Он слегка приподнял лицо, она ощутила щекой прикосновение его чуть шершавой, привычно теплой щеки, почувствовала, как напряглись желваки, и в ту же самую минуту услышала слова:
– Я знаю, Алиса, знаю, вы их тоже любили. Вы были мало знакомы, но они вас просто обожали. Они считали вас очень красивой и завидовали мне, называли счастливчиком. Это я-то счастливчик! – усмехнулся он. – Раньше мне такое и в голову никогда бы не пришло! Но с вами, да, я действительно счастливчик, Алиса!
– Жером, – выпалила она скороговоркой и очень тихо, – Жером, выслушайте меня.
– Мне было так одиноко без вас, – продолжал он. Она чувствовала щекой неумолимую работу его желваков, а также всей головы, не желавшей понять, представить себе, вынести то, что она собиралась ему сказать.
– Мне было так одиноко, я так боялся за вас, вы представить себе не можете, как я боялся. Я вас даже не поцеловал. С тех пор как вы приехали, я вас ни разу не поцеловал! А ведь я мечтал о вас трое суток, четверо, не знаю уже сколько, вечность…
Он запрокинул лицо Алисы и, судя по всему, нисколько не удивился, увидев ручеек теплых, частых слез, стекавших на подбородок, шею, блузку, слез, прямо-таки брызгавших из-под опущенных ресниц. Он не стал задавать вопросов, а наклонился над ее заплаканным лицом и приник губами к ее губам, которые дернулись, сжались, а потом вдруг раскрылись с рыданием, на что он впервые не обратил внимания.
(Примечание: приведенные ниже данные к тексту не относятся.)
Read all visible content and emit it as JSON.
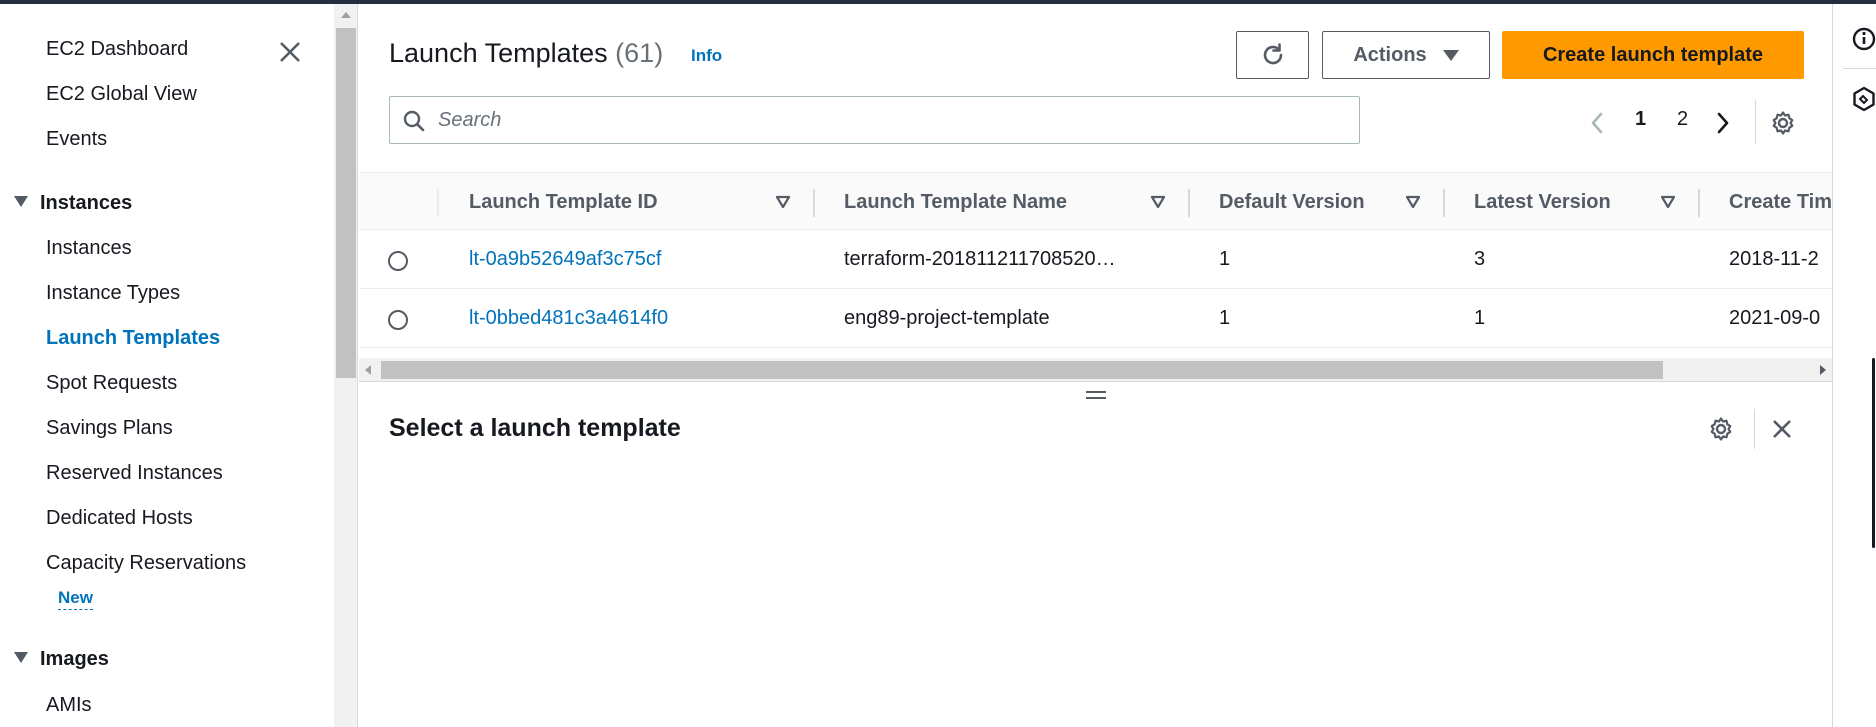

В эту самую минуту вошел Шарль и, как в водевиле девятисотых годов, застал их в объятиях друг друга. И он, как в водевиле, но водевиле каменного века, стукнул себя кулаком в грудь, затем испустил глухое рычание, бросился на Жерома, опрокидывая мебель на своем пути, и буквально оторвал его от Алисы, а та, не поднимая головы, соскользнула на диван, не проронив ни слова, ни звука, с закрытыми глазами, обхватив голову руками, чтобы ничего не видеть, ничего не знать, ничего не слышать. Прокатившись по полу, Шарль и Жером стали медленно подниматься друг против друга, чувствуя себя глупо и сконфуженно, что делало их впервые очень и очень похожими друг на друга. Два пещерных человека, промелькнуло в голове у Жерома, и в ту же секунду последняя безумная смехотворная надежда, что Алиса по-прежнему принадлежит ему одному, трепыхнулась и угасла.
– Ты с ума сошел, – сказал он Шарлю, – сошел с ума, что с тобой?
– Ты не имеешь права, не имеешь права, она моя, – ответил Шарль.
Он обливался пóтом, и сквозь загар было видно, как кровь прилила к его лицу.
– Она моя, – выпалил он резко, жестко, – ты больше не имеешь права к ней прикасаться! Моя, слышишь! Моя, Жером!
Он замер, быстро взглянул на Алису, по-прежнему прятавшуюся за своими руками, затем на Жерома, неподвижно стоявшего на месте; они застыли все трое в нелепых испуганных позах, точно горемычные помпеяне.